As a mixed breed, convertibles share the relative safety of fixed-income investments (bonds), while also being exposed to the underlying stock's potential gains. They move in sync with the stocks into which they can be converted, yet their hybrid nature makes them less volatile. 
Like fixed-income investments, convertibles pay interest and principal payments as well as dividends. If it's a bond -- essentially a loan -- the company has to pay back the money with interest. If it's a preferred stock, which blends the characteristics of a bond and common share, it pays dividends and gives the investor a leg up over common stock in making claims on a company's assets in the event of a liquidation or sale.
Why convertible bonds?
A convertible bond is superior to convertible preferred stock because it's safer and the interest is paid before any stock dividends. In addition, if the company goes under, a convertible bond holder still has priority over stockholders when it comes to settling financial claims. 
Investors can make money two ways: Sell the convertible when its price goes up in the market, or convert to common stock and sell the shares.
Funds even better
Convertible securities have their place in a well-diversified portfolio, said William Harding, an analyst at Morningstar, a mutual-fund rating and information company. But the exact percentage that convertibles should take up in one's portfolio depends on personal investment goals and needs. 
It's suggested that the best way for individual investors to participate in convertibles is to buy into a mutual fund. Convertibles are complex securities and information about them isn't as readily available to small investors as common stocks. 

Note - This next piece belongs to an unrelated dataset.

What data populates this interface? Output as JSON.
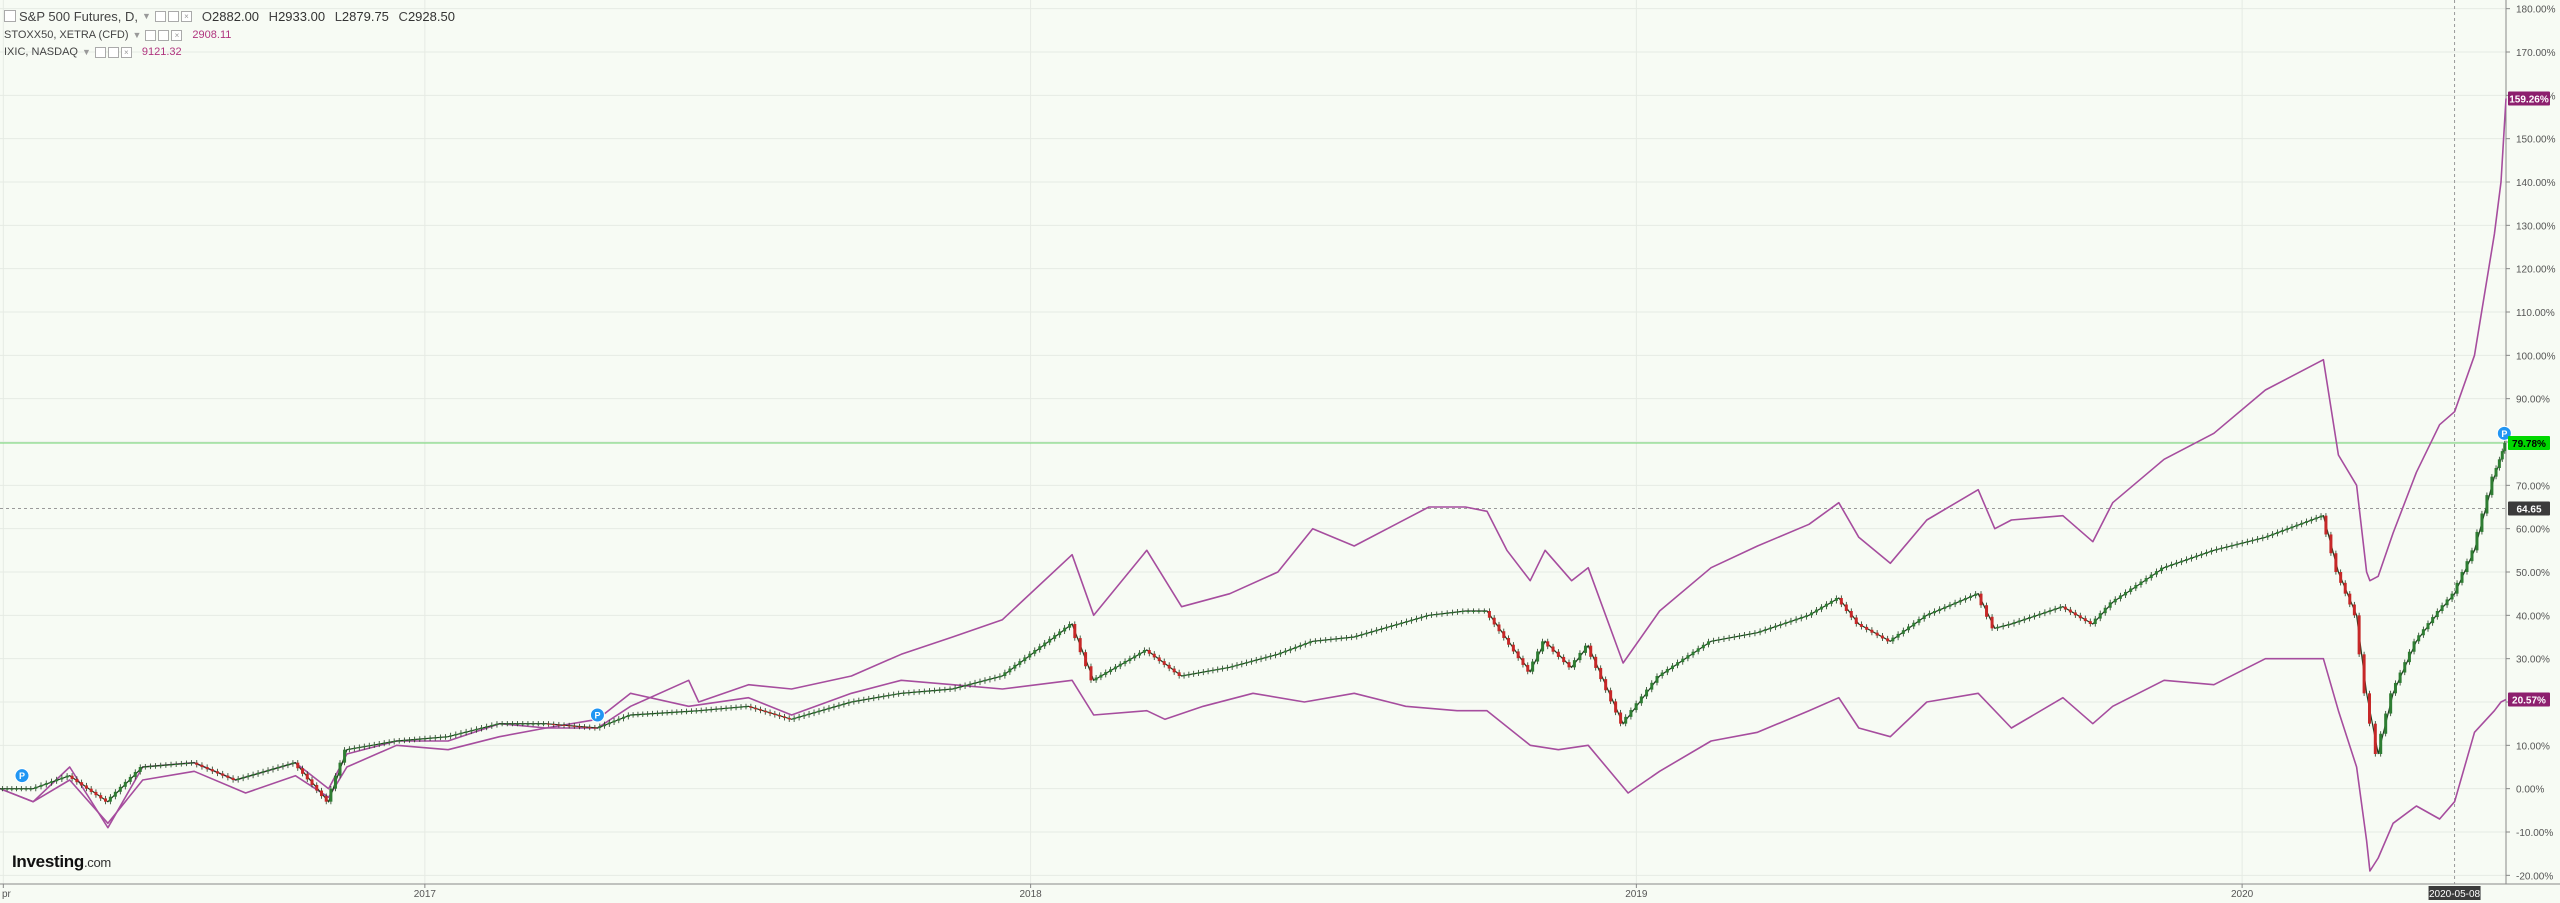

For example, when buying a convertible bond, the investor has to look at several things: The bond's interest rate and yield, how many years remain before maturity, the common stock price applicable upon conversion, how it compares to a regular bond, downside risk and possible rewards in converting to a stock. 
Since a bond, whether convertible or "straight" is still a loan, the investor also has to investigate the quality of the business issuing the bond to determine whether the company can pay back what it owes. Throw in the idea that the company may choose to repay the loan before maturity and you've got more homework to do than you'd probably want. 
The upshot? Researching a convertible carries an extra level of complexity because you have to investigate the dual nature of this hybrid security. So stick with mutual funds, experts say.
The risks
Bonds, whether convertible or not, are only as good as the strength of the company behind it. In the past year or so, the credit quality of convertible bonds has dropped off. 
Indeed, half of the convertible market comprises issues in technology and telecommunications, both of which can be volatile sectors. 
Convertible funds also tend to be more expensive than domestic stock funds because most carry loads, or sales charges. 
And just because a fund invests in convertible securities doesn't mean it will always be less risky than a regular stock fund. 
Look at a fund's investment policy carefully. Some managers are allowed to invest a large percentage of the fund's assets in regular stocks, and, if they are chasing performance, they most likely will have investments in technology companies.